Smart Inference Server (v0.30.0)

soup serve graduated from a basic OpenAI-compatible wrapper into a production-grade serving stack. Speculative decoding, prefix caching, structured output, dynamic LoRA hot-swap, a continuous-batching dashboard, and OpenTelemetry tracing all ship in v0.30.0.

Speculative decoding

Use a smaller draft model to speed up generation 2-3×.

bash
# Transformers backend — uses HF assisted generation
soup serve --model ./output --speculative-decoding small-draft-model --spec-tokens 5

# vLLM backend — uses vLLM native speculative decoding
soup serve --model ./output --backend vllm --speculative-decoding small-draft-model

# Auto-pair: Soup picks the draft for you based on the target family
soup serve --model meta-llama/Llama-3.1-70B-Instruct --backend vllm --auto-spec

--auto-spec handles Llama 3.1 / 3.3 / 4, Qwen 2.5 / 3, Mistral Large, Mixtral, DeepSeek V3 / R1, and Gemma 2 / 3. Models without a known draft pairing print a yellow "no draft" note and fall back to standard decoding.

Prefix caching (vLLM)

For RAG and agent workloads with a shared system prompt:

bash
soup serve --model ./output --backend vllm --prefix-cache

The first request with a given prefix warms the cache; subsequent requests skip the shared prefix compute entirely.

Structured output

Constrain output to a JSON schema or regex pattern.

bash
# JSON schema (file must live under cwd)
soup serve --model ./output --structured-output json --json-schema product.json

# Regex (length-capped at 2048 chars, null bytes rejected)
soup serve --model ./output --structured-output regex --regex-pattern '\\d{3}-\\d{4}'

Schemas serialised over 64 KB are rejected.
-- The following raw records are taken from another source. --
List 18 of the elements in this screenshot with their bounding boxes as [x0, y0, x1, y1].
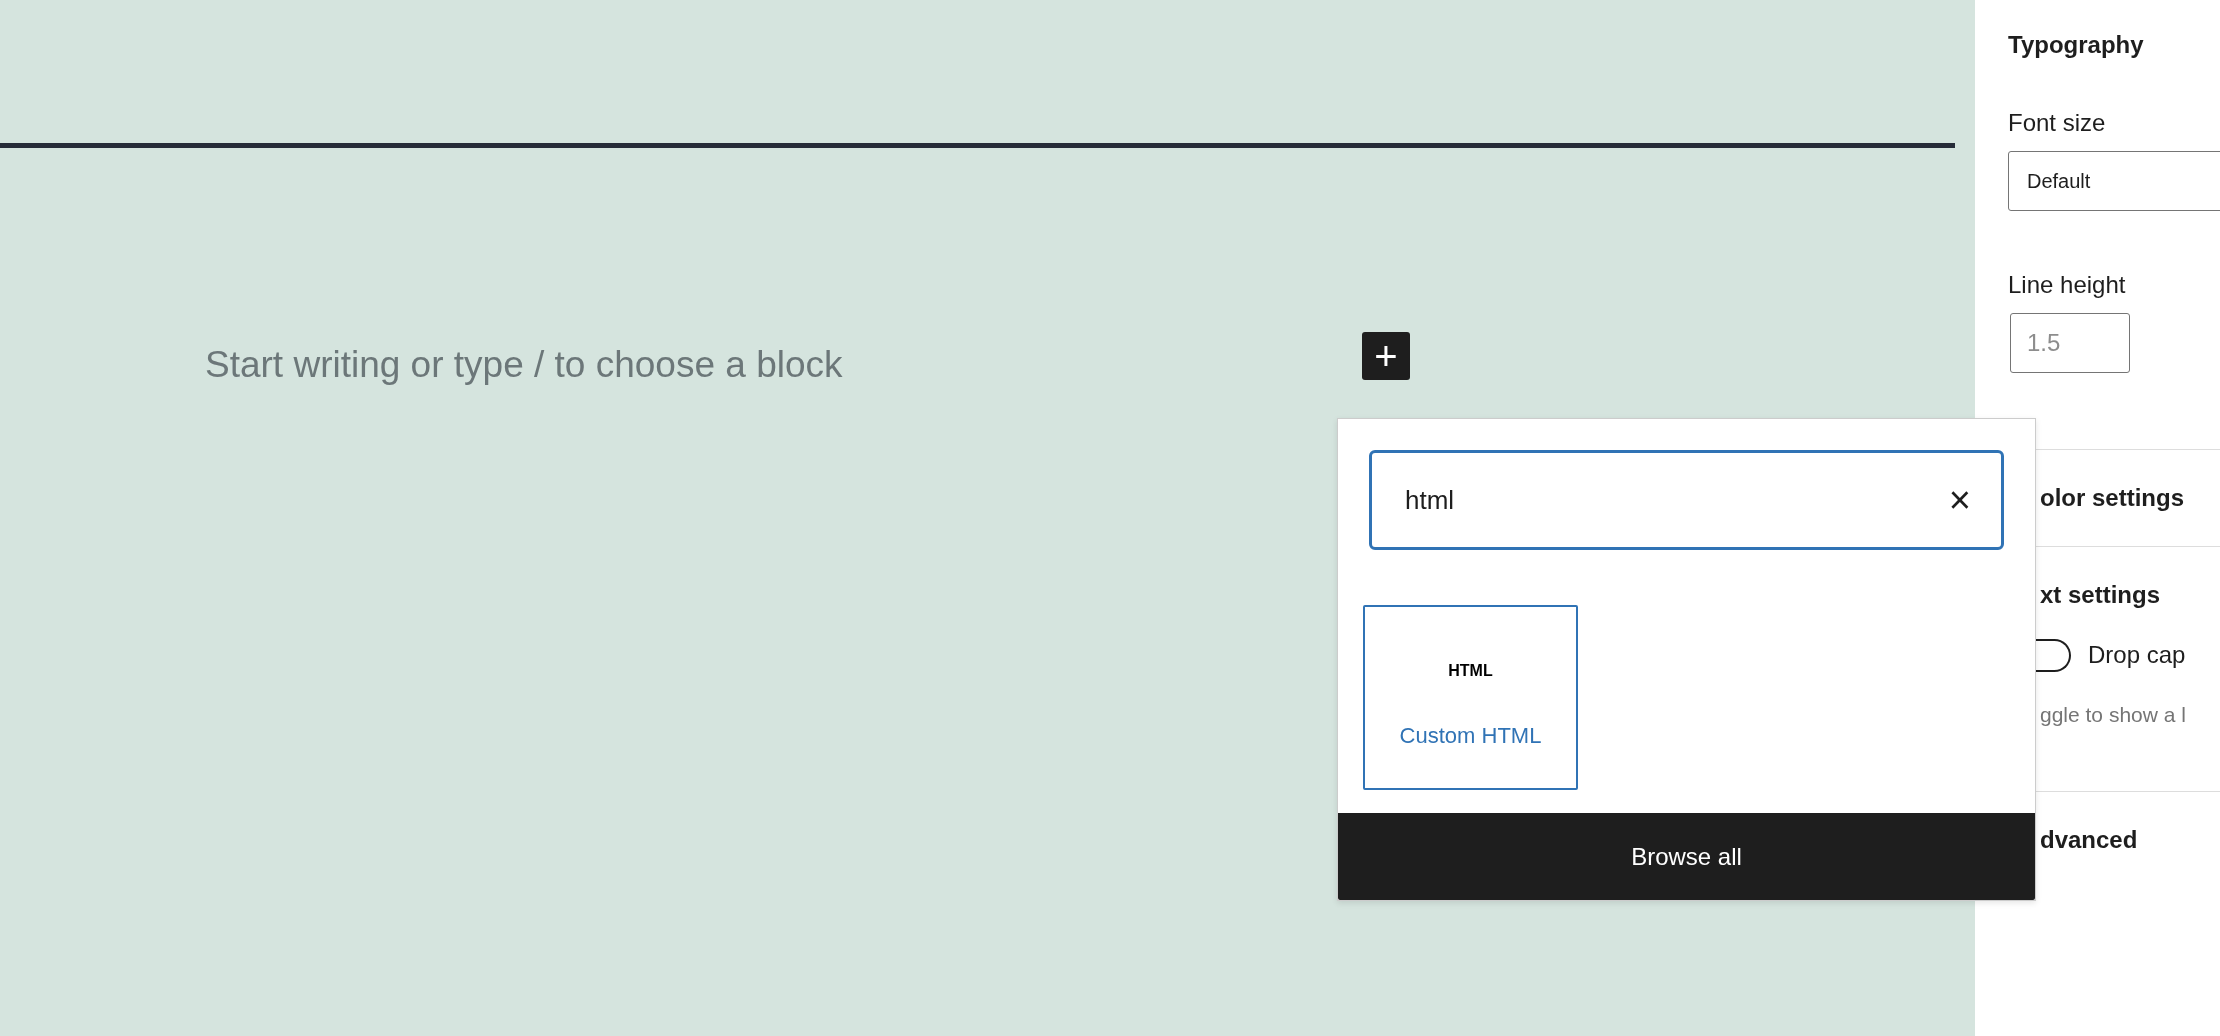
font-size-select[interactable]: Default — [2008, 151, 2220, 211]
toggle-label: Drop cap — [2088, 640, 2186, 670]
panel-heading: Typography — [2007, 30, 2145, 60]
line-height-field[interactable]: 1.5 — [2010, 313, 2130, 373]
close-button[interactable]: × — [1948, 481, 1971, 519]
section-heading[interactable]: dvanced — [2040, 791, 2220, 888]
text-input[interactable]: Start writing or type / to choose a block — [205, 343, 843, 388]
search-field[interactable]: html × — [1369, 450, 2004, 550]
block-label: Custom HTML — [1399, 722, 1542, 750]
section-heading[interactable]: olor settings — [2040, 450, 2220, 546]
add-block-button[interactable]: + — [1362, 332, 1410, 380]
help-text: ggle to show a l — [2040, 702, 2187, 728]
field-label: Font size — [2007, 108, 2107, 138]
field-label: Line height — [2007, 270, 2127, 300]
block-icon-text: HTML — [1448, 661, 1493, 681]
browse-all-button[interactable]: Browse all — [1338, 813, 2035, 900]
section-heading[interactable]: xt settings — [2040, 547, 2220, 637]
block-item[interactable]: HTML Custom HTML — [1363, 605, 1578, 790]
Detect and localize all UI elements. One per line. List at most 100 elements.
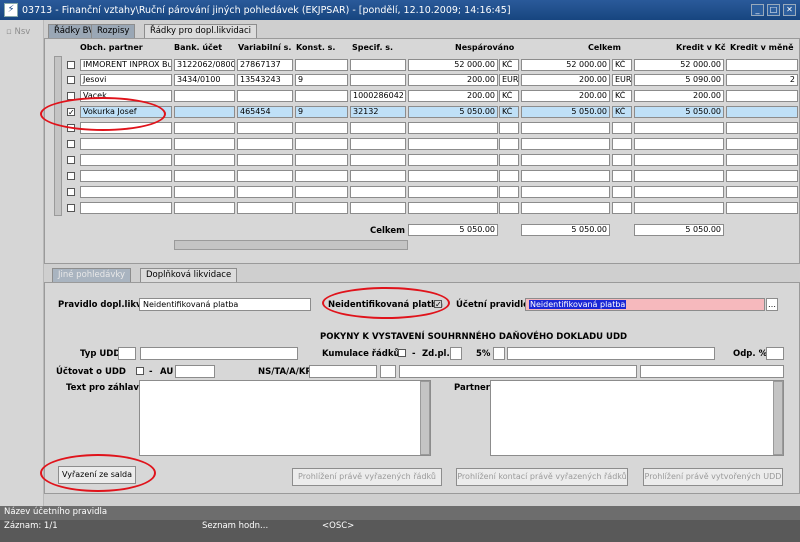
cell-currency[interactable]: EUR [612, 74, 632, 86]
row-checkbox[interactable] [67, 188, 75, 196]
pravidlo-field[interactable]: Neidentifikovaná platba [139, 298, 311, 311]
empty-cell[interactable] [726, 122, 798, 134]
empty-cell[interactable] [408, 186, 498, 198]
empty-cell[interactable] [174, 202, 235, 214]
empty-cell[interactable] [237, 154, 293, 166]
empty-cell[interactable] [726, 154, 798, 166]
cell-currency[interactable]: KČ [499, 106, 519, 118]
cell-account[interactable] [174, 106, 235, 118]
cell-vs[interactable]: 13543243 [237, 74, 293, 86]
cell-currency[interactable]: KČ [612, 59, 632, 71]
tab-jine-pohledavky[interactable]: Jiné pohledávky [52, 268, 132, 282]
header-bank-ucet[interactable]: Bank. účet [174, 43, 222, 52]
empty-cell[interactable] [295, 202, 348, 214]
empty-cell[interactable] [408, 154, 498, 166]
empty-cell[interactable] [612, 138, 632, 150]
pct-field-b[interactable] [507, 347, 715, 360]
empty-cell[interactable] [237, 138, 293, 150]
empty-cell[interactable] [174, 154, 235, 166]
empty-cell[interactable] [521, 202, 610, 214]
au-field[interactable] [175, 365, 215, 378]
prohlizeni-udd-button[interactable]: Prohlížení právě vytvořených UDD [643, 468, 783, 486]
empty-cell[interactable] [612, 170, 632, 182]
empty-cell[interactable] [350, 170, 406, 182]
header-nesparovano[interactable]: Nespárováno [455, 43, 514, 52]
cell-currency[interactable]: KČ [612, 90, 632, 102]
empty-cell[interactable] [499, 154, 519, 166]
empty-cell[interactable] [521, 186, 610, 198]
cell-celkem[interactable]: 5 050.00 [521, 106, 610, 118]
empty-cell[interactable] [350, 154, 406, 166]
close-button[interactable]: ✕ [783, 4, 796, 16]
header-variabilni-s[interactable]: Variabilní s. [238, 43, 291, 52]
empty-cell[interactable] [612, 186, 632, 198]
empty-cell[interactable] [634, 154, 724, 166]
cell-kredit-mena[interactable] [726, 59, 798, 71]
empty-cell[interactable] [350, 138, 406, 150]
row-checkbox[interactable] [67, 156, 75, 164]
typ-udd-code[interactable] [118, 347, 136, 360]
header-kredit-kc[interactable]: Kredit v Kč [676, 43, 726, 52]
empty-cell[interactable] [408, 122, 498, 134]
nsv-label[interactable]: ▫ Nsv [6, 27, 30, 37]
cell-kredit-kc[interactable]: 5 050.00 [634, 106, 724, 118]
cell-kredit-kc[interactable]: 200.00 [634, 90, 724, 102]
maximize-button[interactable]: □ [767, 4, 780, 16]
empty-cell[interactable] [80, 202, 172, 214]
cell-account[interactable]: 3122062/0800 [174, 59, 235, 71]
empty-cell[interactable] [237, 122, 293, 134]
cell-nesparovano[interactable]: 200.00 [408, 90, 498, 102]
cell-ks[interactable] [295, 90, 348, 102]
empty-cell[interactable] [295, 186, 348, 198]
empty-cell[interactable] [80, 170, 172, 182]
lov-button[interactable]: … [766, 298, 778, 311]
empty-cell[interactable] [499, 170, 519, 182]
empty-cell[interactable] [174, 170, 235, 182]
cell-ss[interactable]: 1000286042 [350, 90, 406, 102]
text-pro-zahlavi-field[interactable] [139, 380, 431, 456]
empty-cell[interactable] [237, 170, 293, 182]
cell-vs[interactable]: 27867137 [237, 59, 293, 71]
cell-nesparovano[interactable]: 5 050.00 [408, 106, 498, 118]
cell-kredit-kc[interactable]: 5 090.00 [634, 74, 724, 86]
row-checkbox[interactable] [67, 140, 75, 148]
tab-radky-dopl-likvidaci[interactable]: Řádky pro dopl.likvidaci [144, 24, 258, 38]
empty-cell[interactable] [295, 170, 348, 182]
partner-scrollbar[interactable] [773, 381, 783, 455]
cell-currency[interactable]: EUR [499, 74, 519, 86]
cell-ks[interactable]: 9 [295, 74, 348, 86]
empty-cell[interactable] [80, 186, 172, 198]
header-kredit-mena[interactable]: Kredit v měně [730, 43, 794, 52]
cell-partner[interactable]: Jesovi [80, 74, 172, 86]
empty-cell[interactable] [499, 138, 519, 150]
grid-horizontal-scrollbar[interactable] [174, 240, 408, 250]
header-obch-partner[interactable]: Obch. partner [80, 43, 143, 52]
cell-partner[interactable]: IMMORENT INPROX Bu [80, 59, 172, 71]
header-celkem[interactable]: Celkem [588, 43, 621, 52]
cell-account[interactable] [174, 90, 235, 102]
kumulace-checkbox[interactable] [398, 349, 406, 357]
empty-cell[interactable] [521, 154, 610, 166]
tab-doplnkova-likvidace[interactable]: Doplňková likvidace [140, 268, 238, 282]
cell-nesparovano[interactable]: 52 000.00 [408, 59, 498, 71]
cell-account[interactable]: 3434/0100 [174, 74, 235, 86]
cell-celkem[interactable]: 52 000.00 [521, 59, 610, 71]
cell-ks[interactable]: 9 [295, 106, 348, 118]
empty-cell[interactable] [80, 154, 172, 166]
empty-cell[interactable] [499, 186, 519, 198]
header-specif-s[interactable]: Specif. s. [352, 43, 393, 52]
empty-cell[interactable] [174, 186, 235, 198]
row-checkbox[interactable] [67, 61, 75, 69]
header-konst-s[interactable]: Konst. s. [296, 43, 335, 52]
pct-field-a[interactable] [493, 347, 505, 360]
prohlizeni-kontaci-button[interactable]: Prohlížení kontací právě vyřazených řádk… [456, 468, 628, 486]
empty-cell[interactable] [295, 138, 348, 150]
cell-kredit-mena[interactable] [726, 90, 798, 102]
empty-cell[interactable] [350, 186, 406, 198]
empty-cell[interactable] [295, 122, 348, 134]
cell-vs[interactable] [237, 90, 293, 102]
empty-cell[interactable] [634, 122, 724, 134]
empty-cell[interactable] [521, 138, 610, 150]
empty-cell[interactable] [237, 186, 293, 198]
cell-currency[interactable]: KČ [612, 106, 632, 118]
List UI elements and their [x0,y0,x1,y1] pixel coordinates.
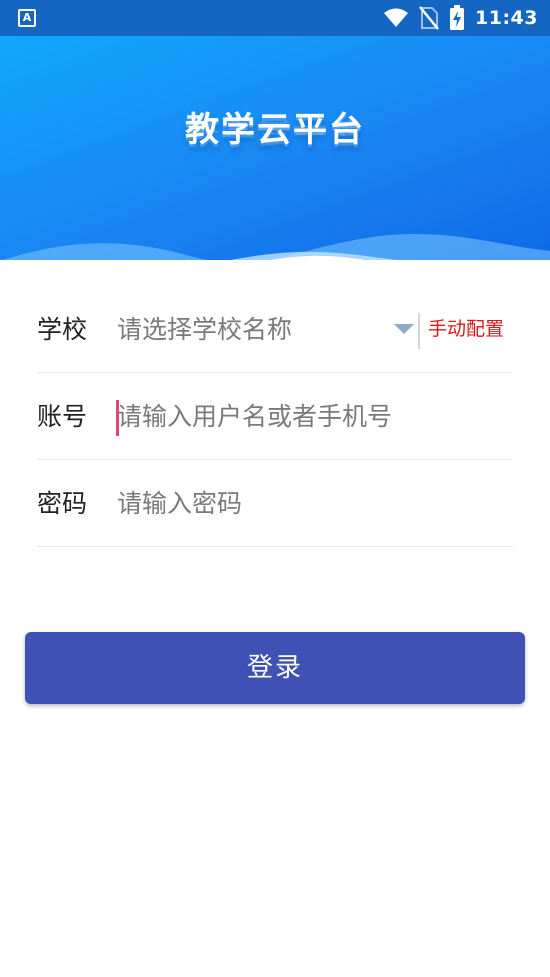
account-input[interactable]: 请输入用户名或者手机号 [117,373,392,460]
header-banner: 教学云平台 教学云平台 [0,36,550,260]
manual-config-link[interactable]: 手动配置 [428,286,504,373]
wifi-icon [384,8,409,27]
app-notification-icon: A [18,9,36,27]
battery-charging-icon [450,5,465,30]
password-row: 密码 请输入密码 [37,460,513,547]
dropdown-arrow-icon[interactable] [394,324,414,334]
status-icons: 11:43 [383,0,538,36]
login-button[interactable]: 登录 [25,632,525,704]
account-row: 账号 请输入用户名或者手机号 [37,373,513,460]
account-label: 账号 [37,402,88,431]
no-sim-icon [419,6,439,30]
school-label: 学校 [37,315,88,344]
app-title-reflection: 教学云平台 [185,118,365,137]
school-select[interactable]: 请选择学校名称 [117,286,292,373]
divider [418,313,420,349]
password-label: 密码 [37,489,88,518]
clock: 11:43 [475,7,538,29]
wave-decoration [3,234,550,260]
password-input[interactable]: 请输入密码 [117,460,242,547]
school-row: 学校 请选择学校名称 手动配置 [37,286,513,373]
status-bar: A 11:43 [0,0,550,36]
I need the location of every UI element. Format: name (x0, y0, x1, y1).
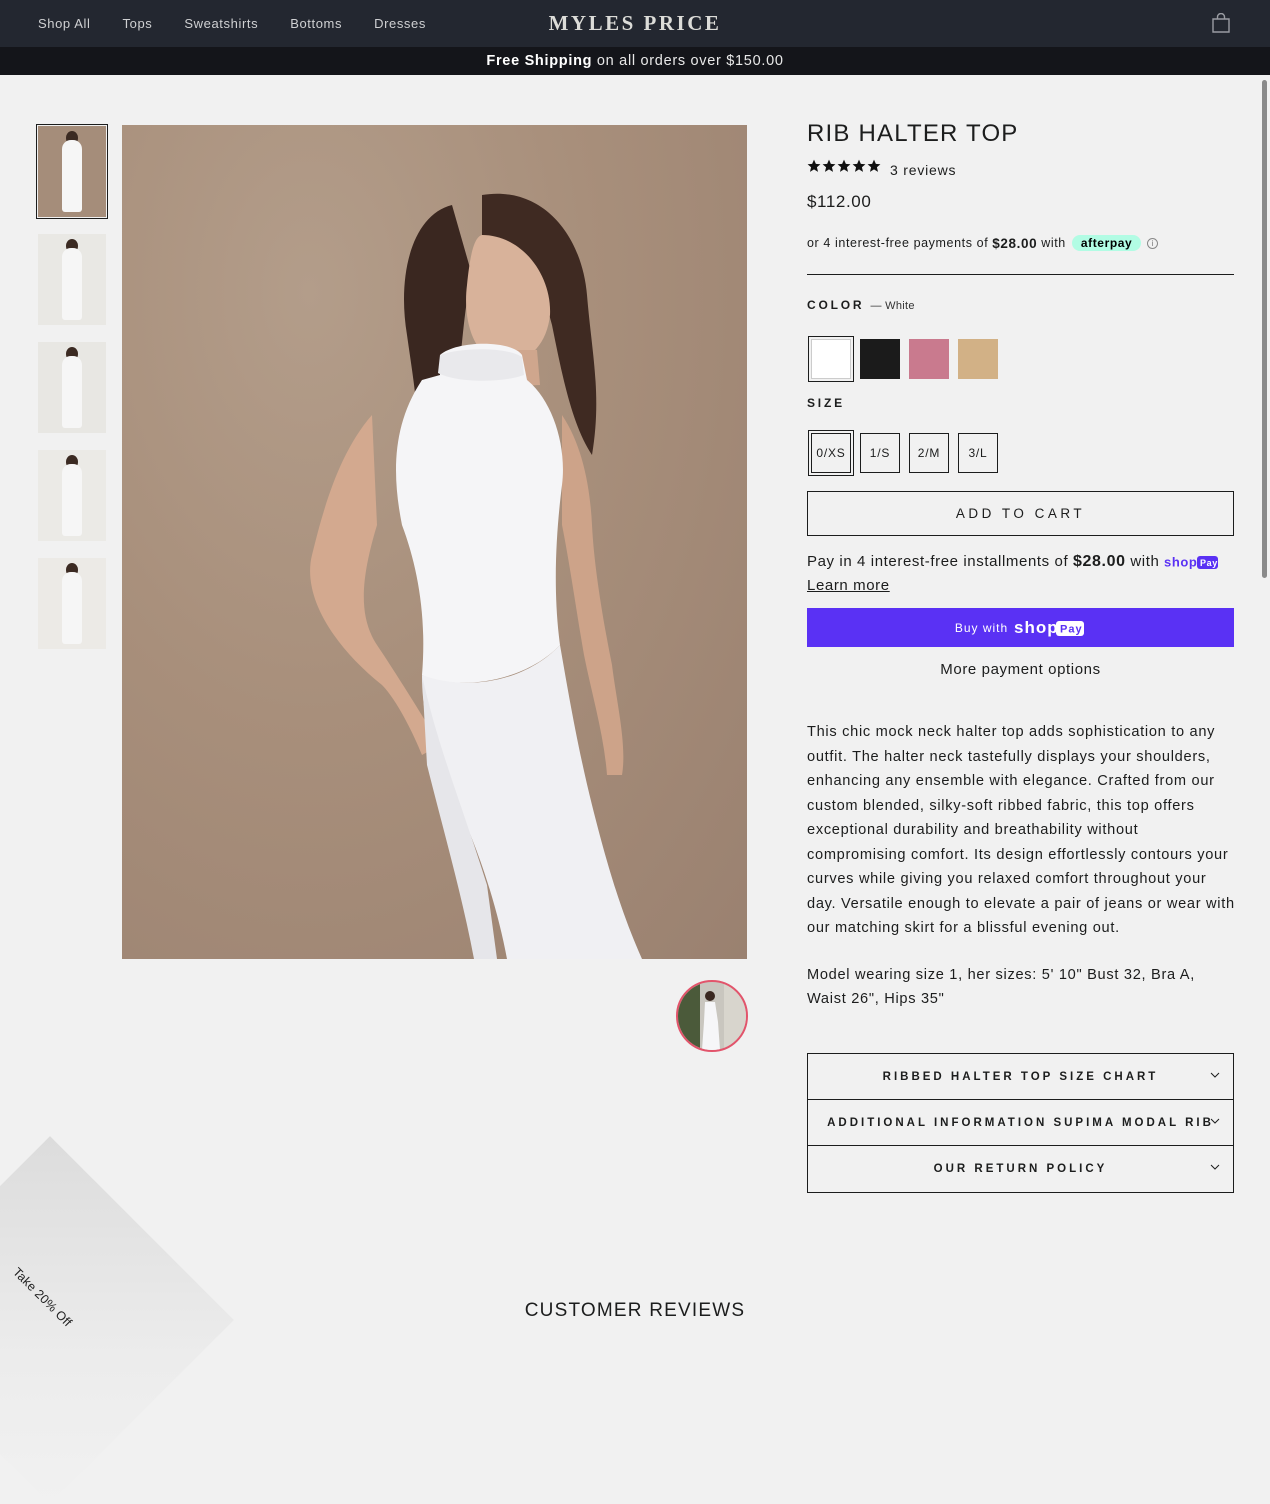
main-product-image[interactable] (122, 125, 747, 959)
size-option-s[interactable]: 1/S (860, 433, 900, 473)
chevron-down-icon (1210, 1072, 1220, 1078)
thumbnail-model (62, 356, 82, 428)
size-option-l[interactable]: 3/L (958, 433, 998, 473)
thumbnail-model (62, 140, 82, 212)
site-logo[interactable]: MYLES PRICE (0, 11, 1270, 36)
thumbnail-list (36, 124, 108, 666)
color-swatches (808, 336, 998, 382)
learn-more-link[interactable]: Learn more (807, 577, 890, 594)
swatch-white[interactable] (808, 336, 854, 382)
color-label-row: COLOR — White (807, 298, 915, 312)
add-to-cart-button[interactable]: ADD TO CART (807, 491, 1234, 536)
thumbnail-model (62, 248, 82, 320)
thumbnail-model (62, 464, 82, 536)
size-option-m[interactable]: 2/M (909, 433, 949, 473)
product-accordion: RIBBED HALTER TOP SIZE CHART ADDITIONAL … (807, 1053, 1234, 1193)
installments-amount: $28.00 (1073, 553, 1126, 570)
svg-text:shop: shop (1014, 618, 1059, 637)
selected-color: — White (870, 300, 915, 312)
star-icon (807, 159, 821, 172)
afterpay-prefix: or 4 interest-free payments of (807, 236, 989, 250)
accordion-label: RIBBED HALTER TOP SIZE CHART (882, 1070, 1159, 1083)
star-icon (822, 159, 836, 172)
announcement-bar: Free Shipping on all orders over $150.00 (0, 47, 1270, 75)
thumbnail-5[interactable] (38, 558, 106, 649)
star-icon (837, 159, 851, 172)
thumbnail-1[interactable] (36, 124, 108, 219)
size-option-xs[interactable]: 0/XS (808, 430, 854, 476)
buy-with-label: Buy with (954, 620, 1009, 635)
svg-text:Pay: Pay (1200, 558, 1218, 568)
accordion-label: ADDITIONAL INFORMATION SUPIMA MODAL RIB (827, 1116, 1214, 1129)
buy-with-shop-pay-button[interactable]: Buy with shop Pay (807, 608, 1234, 647)
announcement-bold: Free Shipping (486, 53, 593, 69)
installments-suffix: with (1130, 553, 1160, 570)
svg-text:Pay: Pay (1060, 623, 1083, 635)
star-icon (852, 159, 866, 172)
accordion-size-chart[interactable]: RIBBED HALTER TOP SIZE CHART (808, 1054, 1233, 1100)
star-icon (867, 159, 881, 172)
top-nav: Shop All Tops Sweatshirts Bottoms Dresse… (0, 0, 1270, 47)
chevron-down-icon (1210, 1164, 1220, 1170)
swatch-pink[interactable] (909, 339, 949, 379)
video-thumbnail-button[interactable] (676, 980, 748, 1052)
divider (807, 274, 1234, 275)
shop-pay-logo-icon: shop Pay (1014, 618, 1085, 637)
chevron-down-icon (1210, 1118, 1220, 1124)
thumbnail-4[interactable] (38, 450, 106, 541)
shop-pay-logo-icon: shop Pay (1164, 555, 1219, 570)
installments-prefix: Pay in 4 interest-free installments of (807, 553, 1069, 570)
size-label: SIZE (807, 396, 845, 410)
info-icon[interactable]: i (1147, 237, 1159, 249)
shop-pay-installments: Pay in 4 interest-free installments of $… (807, 550, 1234, 598)
afterpay-amount: $28.00 (992, 235, 1038, 251)
svg-text:shop: shop (1164, 555, 1197, 570)
more-payment-options-link[interactable]: More payment options (807, 661, 1234, 678)
model-info-text: Model wearing size 1, her sizes: 5' 10" … (807, 966, 1195, 1008)
afterpay-suffix: with (1041, 236, 1066, 250)
product-photo-illustration (310, 193, 642, 959)
swatch-tan[interactable] (958, 339, 998, 379)
announcement-text: on all orders over $150.00 (596, 53, 784, 69)
afterpay-message: or 4 interest-free payments of $28.00 wi… (807, 235, 1159, 251)
afterpay-badge[interactable]: afterpay (1071, 235, 1142, 251)
thumbnail-3[interactable] (38, 342, 106, 433)
color-label: COLOR (807, 298, 865, 312)
rating-stars[interactable] (807, 159, 881, 173)
thumbnail-model (62, 572, 82, 644)
product-title: RIB HALTER TOP (807, 120, 1019, 147)
product-description: This chic mock neck halter top adds soph… (807, 720, 1237, 1034)
size-options: 0/XS 1/S 2/M 3/L (808, 430, 998, 476)
accordion-return-policy[interactable]: OUR RETURN POLICY (808, 1146, 1233, 1192)
bag-icon[interactable] (1212, 13, 1230, 33)
accordion-label: OUR RETURN POLICY (933, 1163, 1108, 1175)
thumbnail-2[interactable] (38, 234, 106, 325)
page-scrollbar[interactable] (1262, 80, 1267, 578)
description-text: This chic mock neck halter top adds soph… (807, 724, 1235, 936)
customer-reviews-heading: CUSTOMER REVIEWS (524, 1300, 746, 1321)
video-thumbnail-illustration (678, 982, 746, 1050)
accordion-additional-info[interactable]: ADDITIONAL INFORMATION SUPIMA MODAL RIB (808, 1100, 1233, 1146)
product-price: $112.00 (807, 192, 872, 211)
swatch-black[interactable] (860, 339, 900, 379)
review-count-link[interactable]: 3 reviews (890, 162, 956, 178)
JSON schemas must declare a top-level type field. Constraints are validated at startup, not per-request.

Dynamic LoRA hot-swap

Switch the active adapter at runtime without restarting the server.

bash
soup serve --model base-model --adapters chat=./chat-adapter code=./code-adapter
bash
curl -X POST http://localhost:8000/v1/adapters/activate/chat
# → {"active": "chat", "status": "ok"}

curl -X POST http://localhost:8000/v1/adapters/deactivate
# → {"active": null, "status": "ok"}

curl http://localhost:8000/v1/adapters
# → {"adapters": [{"name": "chat", "active": true}, ...], "active": "chat"}

Names match ^[a-zA-Z0-9][a-zA-Z0-9-]*$. Activate/deactivate is thread-safe behind a lock.

Continuous-batching dashboard + `/metrics`

bash
soup serve --model ./output --dashboard
bash
curl http://localhost:8000/metrics
# {
#   "requests_total": 1234,
#   "tokens_generated_total": 456789,
#   "active_requests": 3,
#   "latency_p50_ms": 185.2,
#   "latency_p95_ms": 720.0,
#   "latency_samples": 1000
# }

Latency percentiles are computed from the last 1000 requests; counters include failure paths so the dashboard reflects true reliability.

OpenTelemetry tracing

Emit per-request spans to your OTLP collector.

bash
pip install opentelemetry-sdk opentelemetry-exporter-otlp

soup serve --model ./output \
  --trace --trace-endpoint http://localhost:4317

OTLP endpoint hardening mirrors HF_ENDPOINT: scheme allowlist, plain HTTP only for loopback, RFC1918 / link-local / 0.0.0.0 rejected via ipaddress.ip_address. Missing SDK is a no-op with a warning.

DeepSpeed-MII backend

bash
soup serve --model ./output --backend mii

Loopback-only CORS, max_tokens capped at 16384, streaming disabled (no SSE for MII v0.x). Pipeline crashes return generic 500 with no stack-trace leak.

Auto-quant picker

bash
soup serve --model ./output --auto-quant

The picker API is registered; live evaluation soft-falls-back to the highest-scored candidate so the server still binds when no candidate clears min_score.